Intervention de Jean-Luc Mélenchon

Réunion du mercredi 30 mai 2018 à 9h30
Commission des affaires étrangères

Photo issue du site de l'Assemblée nationale ou de WikipediaJean-Luc Mélenchon :

Je pense que je vais voter en faveur de cette convention pour la raison que vous avez évoquée à la fin : un geste à faire, mais je n'oublie pas d'où l'on part.

La Bosnie est le résultat effroyable du démembrement de l'ex-Yougoslavie. Le point de départ a été le refus du gouvernement allemand d'entendre ce que demandait la France, à savoir qu'avant de reconnaître les indépendances de la Croatie, de la Slovénie et de la Serbie, chacun des gouvernements doit reconnaître d'abord le statut de ses minorités. Les Allemands sont passés outre et ont reconnu en 48 heures des entités dont les frontières n'étaient pas définies et où les minorités n'étaient pas reconnues dans leurs droits.

Après la déflagration générale, la Bosnie-Herzégovine était le pays le plus multiculturel de toute l'ex-Yougoslavie et nous pensions, nous défendions cette idée qu'il fallait leur donner leur chance. Les conditions effroyables de la guerre en Bosnie-Herzégovine, alimentée et financée par toutes sortes de gens, ont abouti à ce résultat des trois collectivités – chacune constituant une république organisée sur une base ethnique – aujourd'hui fédérées dans la Bosnie.

L'absence de l'Europe et des pays européens a été telle que ce sont les Américains qui ont parrainé les accords de Dayton. Ces accords entérinent le principe selon lequel une fédération d'ethnies peut constituer un Etat. Ce n'est pas notre façon de voir le monde et nous ne croyons pas que ce soit une solution que de fabriquer un Etat en fédérant des ethnies parce que les ethnies restent et les Etats disparaissent. Et c'est ce qui se passe en Bosnie.

La bureaucratie de l'ancien parti unique s'est transformée en un ramassis de nationalistes violents pour chacune des collectivités, ils ont troqué leurs treillis contre des costumes et les voilà maintenant installés aux postes de commandes dans un pays où l'ancien deutschemark continue à circuler et où l'on traite les gens qui travaillent avec une férocité qui n'a pas d'égal dans toute la région.
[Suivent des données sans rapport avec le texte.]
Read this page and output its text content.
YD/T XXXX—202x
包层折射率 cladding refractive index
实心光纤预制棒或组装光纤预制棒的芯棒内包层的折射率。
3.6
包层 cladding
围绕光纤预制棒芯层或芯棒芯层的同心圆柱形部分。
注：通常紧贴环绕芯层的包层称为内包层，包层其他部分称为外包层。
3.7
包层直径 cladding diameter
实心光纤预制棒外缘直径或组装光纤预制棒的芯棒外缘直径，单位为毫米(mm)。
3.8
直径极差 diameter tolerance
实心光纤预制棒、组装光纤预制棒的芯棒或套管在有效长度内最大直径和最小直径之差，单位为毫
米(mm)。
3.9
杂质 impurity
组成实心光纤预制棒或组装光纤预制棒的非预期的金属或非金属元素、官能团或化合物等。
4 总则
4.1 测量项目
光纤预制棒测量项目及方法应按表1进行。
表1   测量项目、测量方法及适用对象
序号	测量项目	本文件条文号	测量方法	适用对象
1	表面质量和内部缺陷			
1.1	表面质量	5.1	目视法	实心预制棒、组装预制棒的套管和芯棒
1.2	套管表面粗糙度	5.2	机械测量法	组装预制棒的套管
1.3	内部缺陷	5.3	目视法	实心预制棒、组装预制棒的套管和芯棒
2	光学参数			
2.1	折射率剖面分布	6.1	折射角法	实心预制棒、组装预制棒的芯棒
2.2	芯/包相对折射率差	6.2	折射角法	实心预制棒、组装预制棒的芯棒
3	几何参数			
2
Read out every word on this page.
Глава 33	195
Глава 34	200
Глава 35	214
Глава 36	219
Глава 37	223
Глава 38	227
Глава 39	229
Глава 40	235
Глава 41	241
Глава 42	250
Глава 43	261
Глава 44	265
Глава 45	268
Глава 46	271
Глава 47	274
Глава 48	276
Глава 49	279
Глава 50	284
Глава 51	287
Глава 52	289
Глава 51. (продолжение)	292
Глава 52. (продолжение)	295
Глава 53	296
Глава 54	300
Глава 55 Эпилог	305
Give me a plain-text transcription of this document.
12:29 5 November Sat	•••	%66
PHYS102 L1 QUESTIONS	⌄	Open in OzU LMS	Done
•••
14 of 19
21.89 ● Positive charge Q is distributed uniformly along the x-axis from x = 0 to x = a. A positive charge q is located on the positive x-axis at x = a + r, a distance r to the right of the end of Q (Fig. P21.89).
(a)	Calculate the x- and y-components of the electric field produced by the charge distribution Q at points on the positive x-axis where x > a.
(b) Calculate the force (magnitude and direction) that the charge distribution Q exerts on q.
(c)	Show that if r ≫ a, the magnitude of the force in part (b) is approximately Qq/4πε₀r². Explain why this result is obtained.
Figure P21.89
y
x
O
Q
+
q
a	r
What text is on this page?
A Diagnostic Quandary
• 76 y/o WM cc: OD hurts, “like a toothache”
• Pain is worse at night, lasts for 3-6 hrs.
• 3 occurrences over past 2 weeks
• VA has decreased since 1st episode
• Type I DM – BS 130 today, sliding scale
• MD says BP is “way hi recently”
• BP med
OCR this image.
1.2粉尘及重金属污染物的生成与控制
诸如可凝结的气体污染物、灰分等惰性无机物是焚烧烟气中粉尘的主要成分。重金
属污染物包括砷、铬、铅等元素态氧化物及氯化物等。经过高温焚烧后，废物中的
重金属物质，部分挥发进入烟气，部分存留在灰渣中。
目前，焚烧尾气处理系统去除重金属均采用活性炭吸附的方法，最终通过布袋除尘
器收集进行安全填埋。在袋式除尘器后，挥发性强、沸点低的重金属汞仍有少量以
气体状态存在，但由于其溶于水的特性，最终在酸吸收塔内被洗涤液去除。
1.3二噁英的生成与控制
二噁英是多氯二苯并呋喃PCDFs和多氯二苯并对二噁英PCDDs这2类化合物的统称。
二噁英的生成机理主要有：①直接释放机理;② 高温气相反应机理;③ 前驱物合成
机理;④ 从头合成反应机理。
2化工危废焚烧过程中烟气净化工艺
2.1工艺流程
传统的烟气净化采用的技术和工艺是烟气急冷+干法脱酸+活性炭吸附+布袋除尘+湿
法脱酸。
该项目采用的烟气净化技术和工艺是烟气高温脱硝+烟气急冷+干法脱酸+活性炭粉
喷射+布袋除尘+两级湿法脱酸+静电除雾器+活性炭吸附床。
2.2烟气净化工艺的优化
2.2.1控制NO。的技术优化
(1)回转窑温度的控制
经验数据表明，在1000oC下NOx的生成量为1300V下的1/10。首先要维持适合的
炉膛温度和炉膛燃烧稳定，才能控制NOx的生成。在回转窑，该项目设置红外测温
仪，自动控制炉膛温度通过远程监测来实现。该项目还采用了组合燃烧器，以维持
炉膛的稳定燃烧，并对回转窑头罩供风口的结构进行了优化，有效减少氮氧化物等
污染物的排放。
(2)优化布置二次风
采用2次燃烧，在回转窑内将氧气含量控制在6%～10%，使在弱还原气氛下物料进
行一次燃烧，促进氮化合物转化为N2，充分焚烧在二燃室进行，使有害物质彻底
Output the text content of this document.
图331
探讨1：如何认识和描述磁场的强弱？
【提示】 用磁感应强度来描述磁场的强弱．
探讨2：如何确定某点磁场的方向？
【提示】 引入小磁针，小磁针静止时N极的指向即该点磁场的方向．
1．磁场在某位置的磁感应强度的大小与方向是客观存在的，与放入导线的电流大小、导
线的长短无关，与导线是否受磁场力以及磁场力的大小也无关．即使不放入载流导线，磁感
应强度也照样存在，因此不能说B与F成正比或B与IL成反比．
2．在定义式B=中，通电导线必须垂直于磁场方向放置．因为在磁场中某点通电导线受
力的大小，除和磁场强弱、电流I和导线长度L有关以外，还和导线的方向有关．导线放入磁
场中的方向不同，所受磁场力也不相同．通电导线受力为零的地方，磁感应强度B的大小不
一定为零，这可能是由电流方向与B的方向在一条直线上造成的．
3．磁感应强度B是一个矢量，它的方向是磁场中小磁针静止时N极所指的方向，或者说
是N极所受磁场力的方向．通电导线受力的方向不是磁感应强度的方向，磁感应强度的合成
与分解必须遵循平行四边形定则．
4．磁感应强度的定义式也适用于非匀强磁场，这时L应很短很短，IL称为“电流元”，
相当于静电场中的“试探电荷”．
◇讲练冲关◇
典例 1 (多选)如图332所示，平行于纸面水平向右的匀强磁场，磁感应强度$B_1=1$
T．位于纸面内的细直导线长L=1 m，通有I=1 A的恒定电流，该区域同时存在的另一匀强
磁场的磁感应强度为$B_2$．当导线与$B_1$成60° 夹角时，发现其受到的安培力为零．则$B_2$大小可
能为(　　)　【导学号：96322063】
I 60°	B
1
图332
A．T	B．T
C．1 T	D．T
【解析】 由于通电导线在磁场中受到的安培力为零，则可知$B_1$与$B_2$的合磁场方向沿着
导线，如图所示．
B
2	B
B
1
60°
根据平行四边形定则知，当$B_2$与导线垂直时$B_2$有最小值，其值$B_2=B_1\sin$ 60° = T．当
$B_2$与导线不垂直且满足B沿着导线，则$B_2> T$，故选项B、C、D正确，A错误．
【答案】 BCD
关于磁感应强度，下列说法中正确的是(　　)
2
C'est au point qu'en 2014, il y a eu un énorme mouvement social populaire et l'on a cru qu'enfin le peuple, les pauvres gens, ceux qui essaient de vivre de leur travail, allaient pouvoir proposer une alternative. Il n'en a rien été et nous sommes toujours enfermés dans la même situation épouvantable.

Vous nous proposez un accord comme un message à la jeunesse de ce pays pour que les conditions soient facilitées pour venir en France. Nous autres français avons, à mon avis, intérêt à avoir le plus de monde qui vient étudier chez nous parce que c'est le meilleur moyen de développer notre influence dans une zone d'influence traditionnelle de l'Allemagne. Si les gens font le trajet de la Bosnie à la Slovénie, alliée des Allemands, et de la Slovénie à l'Allemagne, c'est parce qu'il existe d'anciens circuits.

Tâchons de faire pour le mieux, et si les choses sont comme le dit notre rapporteur, je voterai en faveur de cette convention. Mais ne perdons jamais de vue les tendances longues et lourdes de l'Histoire, parce que sinon nous sommes, me semble-t-il, condamnés à l'angélisme. Naturellement, je ne dis pas que ce que j'en dis veuille vous condamner à un regard noir sur l'Histoire mais il faut être réaliste.

Dans cette zone-là, il n'y a pas d'innocents. Si cela se passe en Bosnie, c'est d'abord, comme vous l'avez rappelé, M. le rapporteur, parce qu'il y a beaucoup de montagnes ; et qu'en quelque sorte les quatre empires se sont arrêtés à cet endroit-là avec leurs quatre religions : les chrétiennes et la musulmane. Je crois utile de dire tout cela pour que l'on se rappelle de quoi l'on parle et quelle est la dose de violence de cette région.